Sometimes she finds herself gazing up at the sky and talking to herself. "Ease off a little Mom, don't be so hard on her." Then she is scared, but immediately feels a mysterious consolation.

"But all my friends have piercings, all my friends have tattoos. They can come home at 1am, or whenever they like, but I can't do any of that..."

How she feels when she argues with her daughter is even stranger. She looks at her and doesn't recognize her, but listens to her and recognizes herself on the other side of time - the same tone, the same arguments. She, too, used the "home-by hour" like a hammer, tirelessly. Pitilessly, she now concludes.

"And that's what they say. 'What a mom you have, the way she talks, so liberal, such a lefty, and then she keeps you on a chain, like a religious nut.' And I die of shame, because you can't imagine the embarrassment I feel, when a party is just about to get going and I have to go home - I don't know what excuse to make, I really don't..."

The only thing I want, the only thing I really want, is to be 18 and get out of this house"

She doesn't believe this, because she herself once said the same so often that she can practically anticipate the whines and pauses of the perpetual lament; but words fail her when she tries to explain what she feels; the shiver that freezes the blood in her veins, when she imagines her daughter's body, the same body that was once part of her own, pierced and marked like a head of cattle.

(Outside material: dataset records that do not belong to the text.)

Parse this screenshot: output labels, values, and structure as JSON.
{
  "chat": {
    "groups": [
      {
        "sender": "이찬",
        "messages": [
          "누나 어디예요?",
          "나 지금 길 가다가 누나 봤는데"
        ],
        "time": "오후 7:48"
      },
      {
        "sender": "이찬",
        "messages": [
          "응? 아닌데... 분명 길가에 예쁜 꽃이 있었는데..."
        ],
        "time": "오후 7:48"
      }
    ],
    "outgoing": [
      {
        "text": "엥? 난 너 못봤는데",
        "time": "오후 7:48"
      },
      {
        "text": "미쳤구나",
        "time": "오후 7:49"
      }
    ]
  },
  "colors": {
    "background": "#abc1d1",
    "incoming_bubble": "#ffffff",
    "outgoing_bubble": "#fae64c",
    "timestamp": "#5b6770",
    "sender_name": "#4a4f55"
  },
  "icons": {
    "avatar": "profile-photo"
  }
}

She cannot explain what it felt like to see her that first time, to look at that rosy warm bundle, to feel her fragility and promise to care for her, feed her, teach her to talk, walk, fend for herself. She cannot explain that she, too, was afraid: of being unable to breast-feed her, of the child catching fever, falling ill; that she might have problems in growing, learning, coming to be what she is now: teenage, pretty, sensitive, curious, self-controlled and, though sometimes bent on proving the contrary, highly intelligent. A person with lots of reasons to be happy, and a radical contempt for her own happiness.

"The only thing I want, the only thing I really want, is to be 18 and get out of this house, then we'll both be OK. You'll get a problem off your back, and I'll be able to live the way I want, tattoos all over the place and a hole in each ear. So now you know: there are two years to go. Well, plus a couple of months..."

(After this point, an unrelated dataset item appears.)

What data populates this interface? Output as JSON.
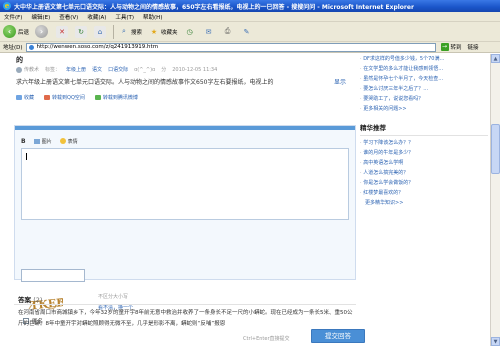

When she hears this threat, uttered in her own manner as of old, as like herself as her own name - the day I turn 18, I'll be out of here - is when she looks up and wonders whether after all, there may not be an eternal life. Whether her own mother, so tired, so weary of putting up with her for so many years, may not be looking down at her from a cloud.

"And what about you? What do you think, that your brothers haven't told me what you were like at my age? You think I don't know you were always arguing with grandma, changing clothes in the elevator, coming home late?"

Then she feels close to her mother, and sorrier than ever at having lost her so soon, long before the birth of this granddaughter of hers, who is so much like the rebellious daughter of old that now, when it is too late, she repents of every shout, every challenge, every slammed door. And at times, while not wishing this torment for her daughter when the time comes, she experiences a strange feeling of her mother's company.

"Well, can I come back late, or not?"


"I hate you, you know that?"

"I know."

Because eternal life does exist, but it's this one.